Deswegen sind die Vorlesungen selbstverständlich vom Nutzen - sogar für diejenigen, die mit der eigentlichen Praxis noch nicht begonnen haben. Wenn Menschen Die Texte studieren oder die Vorlesungen hören, dann ist es alles Information, die sie aufnehmen werden. Und das bedeutet, dass diese früher oder später als Handlungsanleitung dienen wird. Klar, je öfter ein Mensch eine und dieselbe Information wahrnimmt, desto gründlicher wird deren Aneignung, aufgrund der Wiederholung. Eben auf diese Weise eignet der Verstand Informationen an: durch die mehrfache Wiederholung. Deshalb kann man in vielen fernöstlichen Texten eine Vielzahl von Stellen finden, die sich wiederholen. Das kommt oft vor, nicht weil jemand aus Unaufmerksamkeit dasselbe zweifach oder dreifach aufgeschrieben hat, sondern wird dies mit dem Ziel getan, dass sich Menschen die Information möglichst besser und schneller aneignen.
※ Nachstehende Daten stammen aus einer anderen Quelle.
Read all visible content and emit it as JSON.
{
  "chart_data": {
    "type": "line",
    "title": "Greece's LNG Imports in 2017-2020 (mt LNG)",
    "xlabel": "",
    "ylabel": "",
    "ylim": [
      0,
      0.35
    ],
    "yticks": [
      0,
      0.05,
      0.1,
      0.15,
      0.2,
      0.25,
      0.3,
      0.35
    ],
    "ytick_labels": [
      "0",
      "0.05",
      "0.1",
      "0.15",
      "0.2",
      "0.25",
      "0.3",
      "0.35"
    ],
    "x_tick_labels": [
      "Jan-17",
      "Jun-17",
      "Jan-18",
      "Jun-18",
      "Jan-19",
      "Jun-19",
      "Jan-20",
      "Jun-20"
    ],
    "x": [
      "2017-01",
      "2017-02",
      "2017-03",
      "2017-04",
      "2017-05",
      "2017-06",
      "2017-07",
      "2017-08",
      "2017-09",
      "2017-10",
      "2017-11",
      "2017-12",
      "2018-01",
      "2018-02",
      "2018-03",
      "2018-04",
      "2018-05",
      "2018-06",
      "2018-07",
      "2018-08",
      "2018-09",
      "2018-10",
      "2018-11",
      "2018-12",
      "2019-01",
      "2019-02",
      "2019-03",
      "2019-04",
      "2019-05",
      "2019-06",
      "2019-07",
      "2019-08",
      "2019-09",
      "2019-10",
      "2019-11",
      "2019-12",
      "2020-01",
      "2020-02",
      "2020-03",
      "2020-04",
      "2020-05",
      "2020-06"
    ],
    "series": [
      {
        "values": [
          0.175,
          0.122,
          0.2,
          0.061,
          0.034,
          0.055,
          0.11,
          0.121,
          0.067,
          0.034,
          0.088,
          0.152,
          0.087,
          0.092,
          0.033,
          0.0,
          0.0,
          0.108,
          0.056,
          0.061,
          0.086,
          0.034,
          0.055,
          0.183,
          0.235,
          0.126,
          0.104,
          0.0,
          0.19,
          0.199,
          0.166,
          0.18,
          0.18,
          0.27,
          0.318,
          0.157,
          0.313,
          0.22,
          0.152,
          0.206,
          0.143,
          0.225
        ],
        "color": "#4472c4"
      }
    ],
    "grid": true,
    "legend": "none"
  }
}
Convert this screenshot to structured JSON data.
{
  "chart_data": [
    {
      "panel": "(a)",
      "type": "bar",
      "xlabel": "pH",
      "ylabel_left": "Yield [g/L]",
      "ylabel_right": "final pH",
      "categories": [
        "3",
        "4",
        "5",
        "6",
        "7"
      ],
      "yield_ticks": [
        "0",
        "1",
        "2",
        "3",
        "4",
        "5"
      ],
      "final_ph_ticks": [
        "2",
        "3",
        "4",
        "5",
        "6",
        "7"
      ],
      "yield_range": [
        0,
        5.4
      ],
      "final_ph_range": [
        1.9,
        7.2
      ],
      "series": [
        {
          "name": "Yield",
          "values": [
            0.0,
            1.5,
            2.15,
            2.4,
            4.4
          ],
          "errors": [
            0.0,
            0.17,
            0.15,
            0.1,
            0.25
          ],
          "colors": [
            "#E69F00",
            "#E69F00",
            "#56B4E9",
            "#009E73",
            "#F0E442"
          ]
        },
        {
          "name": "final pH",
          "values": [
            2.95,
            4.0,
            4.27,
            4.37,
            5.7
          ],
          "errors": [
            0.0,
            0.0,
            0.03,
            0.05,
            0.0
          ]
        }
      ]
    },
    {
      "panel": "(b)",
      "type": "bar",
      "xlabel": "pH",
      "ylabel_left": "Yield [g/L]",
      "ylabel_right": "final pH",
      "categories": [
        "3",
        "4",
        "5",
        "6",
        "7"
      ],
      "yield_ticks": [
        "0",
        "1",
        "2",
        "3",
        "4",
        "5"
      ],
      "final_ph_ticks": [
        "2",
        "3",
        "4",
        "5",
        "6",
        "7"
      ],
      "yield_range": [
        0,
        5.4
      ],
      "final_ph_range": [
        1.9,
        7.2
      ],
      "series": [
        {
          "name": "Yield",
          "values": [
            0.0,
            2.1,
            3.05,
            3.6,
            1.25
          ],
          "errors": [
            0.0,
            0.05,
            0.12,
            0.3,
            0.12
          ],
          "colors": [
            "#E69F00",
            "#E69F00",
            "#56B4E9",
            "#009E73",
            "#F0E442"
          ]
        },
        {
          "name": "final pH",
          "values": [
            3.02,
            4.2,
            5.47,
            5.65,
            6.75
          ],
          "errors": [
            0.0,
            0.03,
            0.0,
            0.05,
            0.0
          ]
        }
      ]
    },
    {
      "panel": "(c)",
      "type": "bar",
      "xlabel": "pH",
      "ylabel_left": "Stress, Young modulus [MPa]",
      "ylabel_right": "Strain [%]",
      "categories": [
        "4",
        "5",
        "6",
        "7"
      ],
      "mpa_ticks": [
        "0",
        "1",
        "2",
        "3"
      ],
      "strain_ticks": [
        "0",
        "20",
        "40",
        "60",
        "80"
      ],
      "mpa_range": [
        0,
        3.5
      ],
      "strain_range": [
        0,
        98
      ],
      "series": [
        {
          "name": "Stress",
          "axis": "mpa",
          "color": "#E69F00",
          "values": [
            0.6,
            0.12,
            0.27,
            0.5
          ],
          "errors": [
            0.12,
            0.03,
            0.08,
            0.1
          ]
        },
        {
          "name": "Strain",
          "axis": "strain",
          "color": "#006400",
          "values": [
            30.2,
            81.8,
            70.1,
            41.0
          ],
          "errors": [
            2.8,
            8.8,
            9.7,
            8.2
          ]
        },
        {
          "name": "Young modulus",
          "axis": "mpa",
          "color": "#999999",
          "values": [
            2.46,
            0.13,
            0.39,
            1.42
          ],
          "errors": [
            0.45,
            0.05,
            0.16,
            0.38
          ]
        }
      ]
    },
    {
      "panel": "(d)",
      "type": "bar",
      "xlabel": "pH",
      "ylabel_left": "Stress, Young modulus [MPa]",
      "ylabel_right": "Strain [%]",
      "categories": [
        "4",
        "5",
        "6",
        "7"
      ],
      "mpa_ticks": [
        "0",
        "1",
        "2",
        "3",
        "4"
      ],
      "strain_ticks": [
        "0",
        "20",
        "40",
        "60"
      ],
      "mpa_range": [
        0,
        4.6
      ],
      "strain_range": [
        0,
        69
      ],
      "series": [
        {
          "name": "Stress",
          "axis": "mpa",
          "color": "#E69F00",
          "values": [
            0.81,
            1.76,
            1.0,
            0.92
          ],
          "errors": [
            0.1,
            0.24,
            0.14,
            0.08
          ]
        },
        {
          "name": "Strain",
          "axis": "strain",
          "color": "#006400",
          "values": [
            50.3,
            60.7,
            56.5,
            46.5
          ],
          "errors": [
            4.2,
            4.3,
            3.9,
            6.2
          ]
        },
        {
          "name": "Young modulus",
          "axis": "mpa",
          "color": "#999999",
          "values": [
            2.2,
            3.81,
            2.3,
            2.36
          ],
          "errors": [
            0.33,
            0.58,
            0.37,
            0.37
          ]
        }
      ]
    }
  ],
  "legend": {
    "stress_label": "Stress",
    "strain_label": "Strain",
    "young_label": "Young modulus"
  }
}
Wenn ihr aber die Vorlesungen hört und sie in ihrem alltäglichen Leben nicht benutzt, dann hört ihr diese Vorlesungen umsonst. Der Mensch trägt immer Verantwortung für den Wissensbesitz. Wenn der Mensch nicht weiß, was und wie man tun muss, und tut das nicht, dann ist das eine Ebene der Verantwortung. Die Situation ist völlig anders, wenn der Mensch weiß, wie und warum man handeln muss und nicht handelt. Dies ist eine wesentlich größere Verantwortung. Auch wenn ihr die Funktionsweise bestimmter Naturgesetze nicht kennt, heißt es nicht, dass ihr euch außerhalb ihrer Geltungsbereiche bewegt. Und obwohl ihr das nicht kennt und nicht in der Lage seid, dies logisch zu formulieren, seid ihr in diese Prozesse trotzdem involviert.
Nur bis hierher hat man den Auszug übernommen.